CompaniesApr 13 2016

Adviser in court clash with failed Investments network

twitter-iconfacebook-iconlinkedin-iconmail-iconprint-icon
Search supported by
Adviser in court clash with failed Investments network

An adviser is suing failed network Investments Ltd for over a million pounds in losses in a dispute about an investment the network said was too risky to offer clients.

Wiltshire-based advice firm Ian Gray & Associates has filed a case against Investments Ltd in a fight around whether or not a discretionary investment and pension service offered by the advice firm constituted an unregulated collective investment scheme.

Investments Ltd, now in liquidation and formerly part of the Standard Financial Group alongside sister advice network Financial Ltd, denies wrongdoing.

Ian Gray & Associates was an appointed representative of Investments Ltd between 2008 and 2010.

On legal advice, in late 2010 Investments told the adviser a discretionary service the firm offered had unknowingly created an unregulated collective investment scheme, and ordered the adviser to cease providing it, according to court documents.

The advice firm resigned from Investments in 2011 after launching legal action against the network for damages it argued were caused by Investments’ “sudden change of heart” on a scheme its compliance had previously passed.

Ian Gray & Associates is claiming £230,000 in expenditure was wasted and an income stream which could have amounted to £920,000 was lost when a number of clients left the firm as a result of the network’s actions.

According to the court documents, Ian Gray & Associates argue either Investments Ltd should not have permitted the advice firm to set up the service in the first place, as the network should have known what it was, or the network should not have stopped the adviser from running it.
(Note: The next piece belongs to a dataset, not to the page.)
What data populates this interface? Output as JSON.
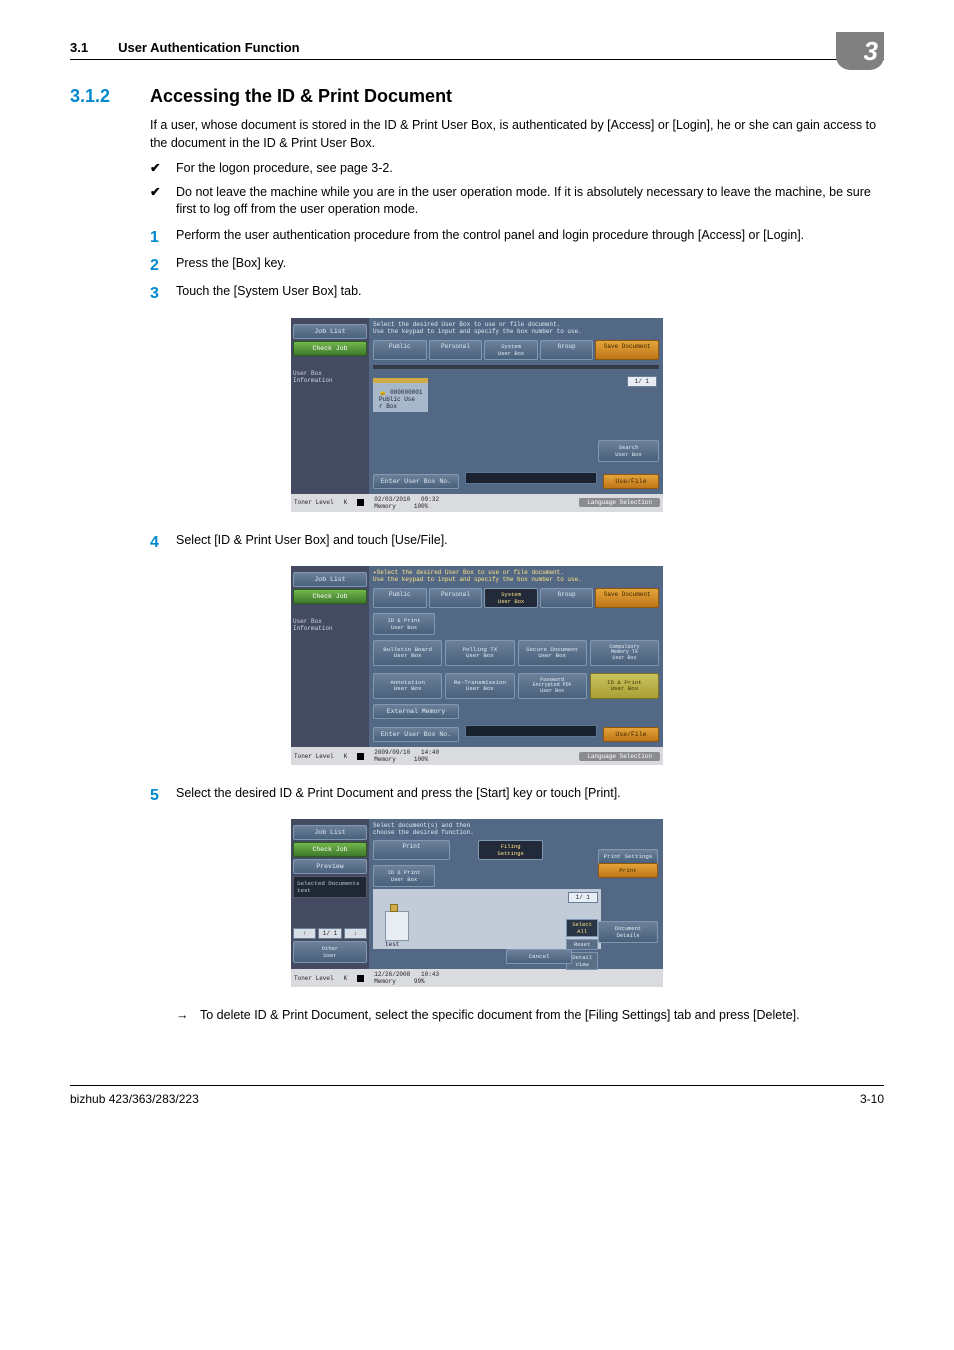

Either way, lawyers for Ian Gray & Associates argue liability sits with the network, which was paid by the adviser to carry out compliance and put in place professional indemnity insurance.
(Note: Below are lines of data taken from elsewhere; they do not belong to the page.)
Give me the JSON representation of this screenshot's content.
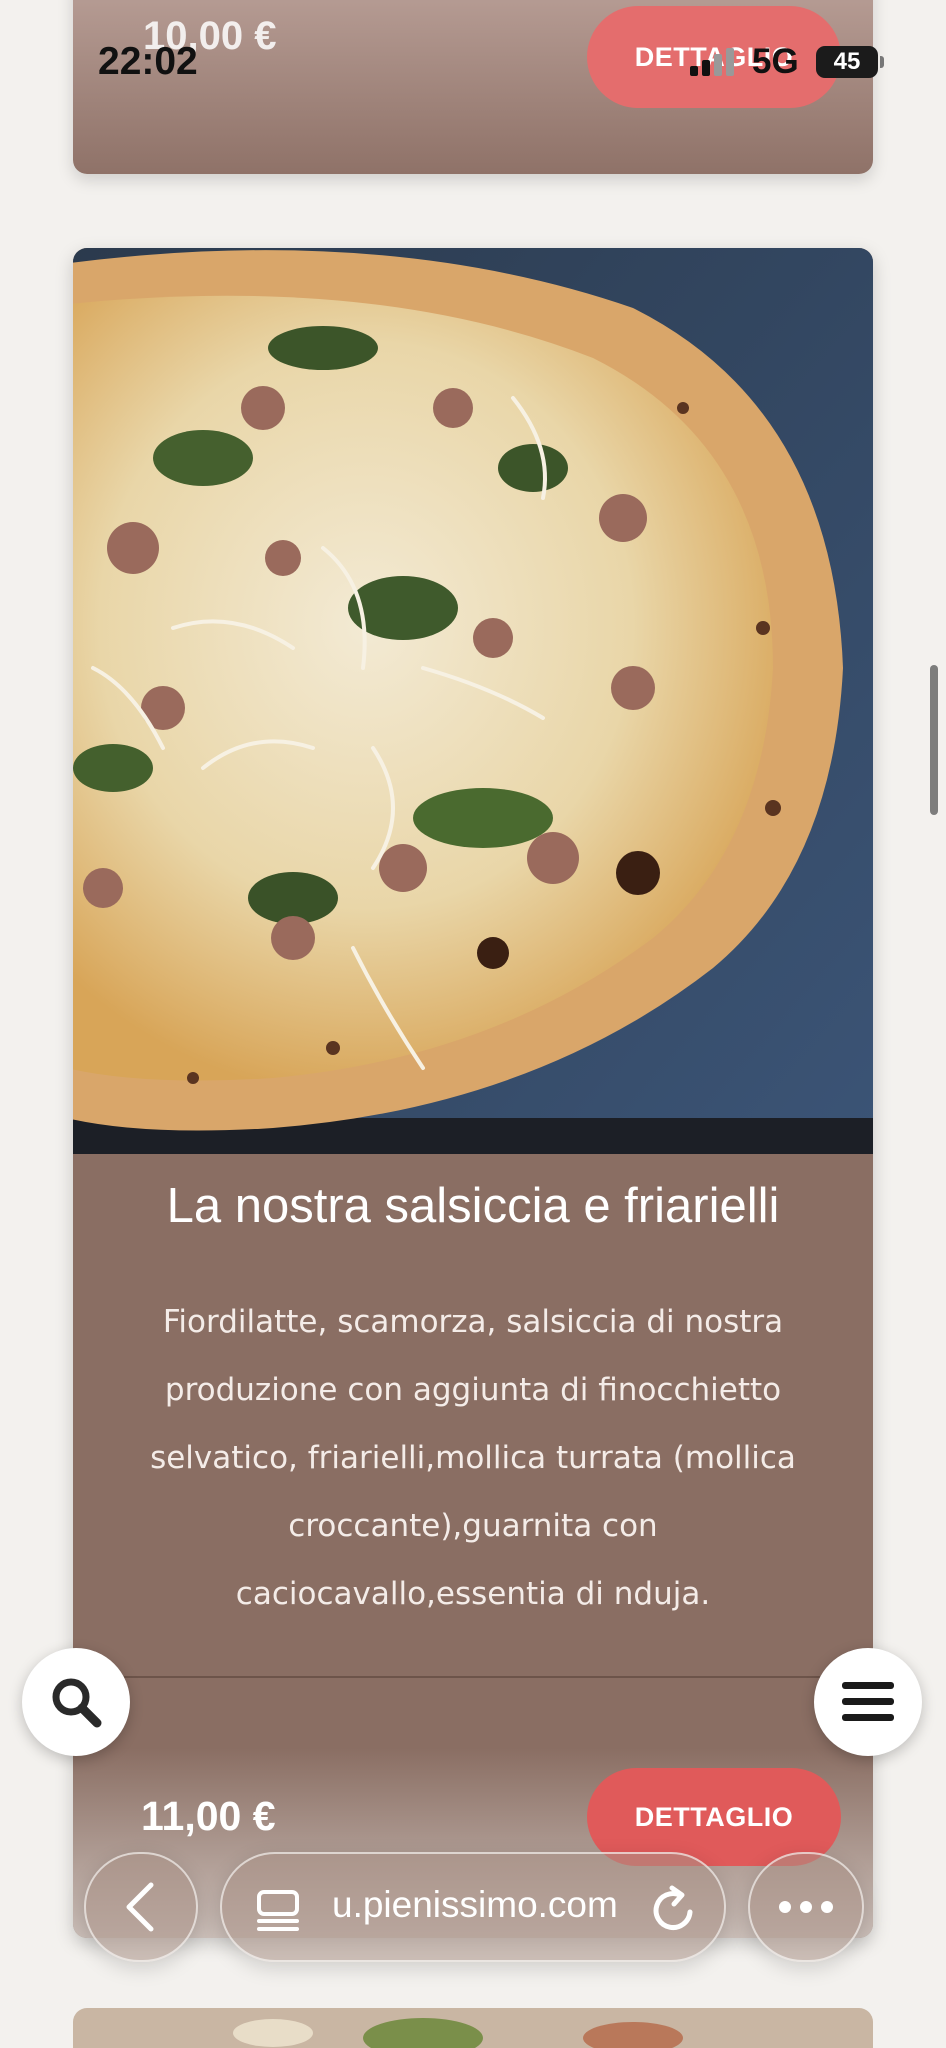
{
  "status_bar": {
    "time": "22:02",
    "network": "5G",
    "battery": "45"
  },
  "previous_card": {
    "price": "10,00 €",
    "detail_button": "DETTAGLIO"
  },
  "pizza_card": {
    "title": "La nostra salsiccia e friarielli",
    "description": "Fiordilatte, scamorza, salsiccia di nostra produzione con aggiunta di finocchietto selvatico, friarielli,mollica turrata (mollica croccante),guarnita con caciocavallo,essentia di nduja.",
    "price": "11,00 €",
    "detail_button": "DETTAGLIO"
  },
  "browser": {
    "url": "u.pienissimo.com"
  },
  "icons": {
    "search": "search-icon",
    "menu": "hamburger-menu-icon",
    "back": "chevron-left-icon",
    "tabs": "tabs-icon",
    "reload": "reload-icon",
    "more": "more-dots-icon"
  },
  "colors": {
    "card_background": "#8a6e63",
    "button": "#e05a5a",
    "page_background": "#f3f1ee"
  }
}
In a hearing on 3 March, Judge Nicholas Le Poidevin sided with Investments in ruling the investment was not a CIS, meaning this part of the claim cannot be brought to the proceeding trial.

However, this decision is now being appealed by Ian Gray & Associates.

Under the agreement between Investments and Ian Gray & Associates - which court documents seen by FTAdviser name as a specialist in pensions advice - the advisers’ clients transferred their pension funds into a Sipp operated by registered pension scheme MYSIPP.

Clients’ cash was then pooled into a fund and transferred to broker firm Berkeley Futures for investment, which mainly used the money for trading derivatives.

The whole case hinges on whether the pooled investments qualified as a Sipp or a CIS.

Ian Gray & Associates are claiming a distinction between a Sipp and the assets a Sipp invests in, meaning the pensions exemption did not apply to the underlying pooled assets.

But Investments disputed this, and said the whole arrangement constituted a personal pension scheme and therefore was included in the pensions scheme exemption.

The judge ruled: “Pension schemes have to invest to provide pensions. If there is more than one participant in the pension scheme, there is necessarily a pooling of funds as a preliminary to investment.

“Hence in my judgment the investment arrangements are to be treated as forming part of the bespoke Sipp for the purpose of the pensions exemption. That is, the investment arrangements do not amount to or form part of a CIS.”

Speaking to FTAdviser, one of the directors of Gray & Associates Robert Gray said the firm had established a discretionary fund management service, which had been approved by Investments Ltd in June 2009.

“Over the following 15 months, we had six separate meetings with Investments Ltd personnel, several (if not all) of which were compliance meetings and visits.”

“It is our assertion that we lost clients as direct result of this decision. We also incurred substantial costs in the setting up, running and winding up the service.

“We contend that either Investments Ltd should not have permitted us to set up the service in the first place (as Investments Ltd should have known what it was) or Investments Ltd should not have stopped us from running it.”

In 2014, Investments Ltd, which was part of the Standard Financial Group alongside sister advice network Financial Ltd, escaped fines from the FCA after it failed to have proper controls in place over its appointed representatives.

By this point the company was already facing significant financial difficulties and began voluntary liquidation proceedings in October last year. Financial Ltd was taken over by Tavistock Investments early last year but in October the network’s new owner closed it down.

The liquidator for Investments Ltd declined to comment.

Martin Tilley, director of technical services at Dentons Pension Management, said investments held within a Sipp are usually individual and not part of the’s scheme constitution.

“I would think it difficult to argue that an investment held within a Sipp was part of the Sipp and therefore met the exemption mentioned,” he said, pointing out that a the Sipp could have been established without the investment.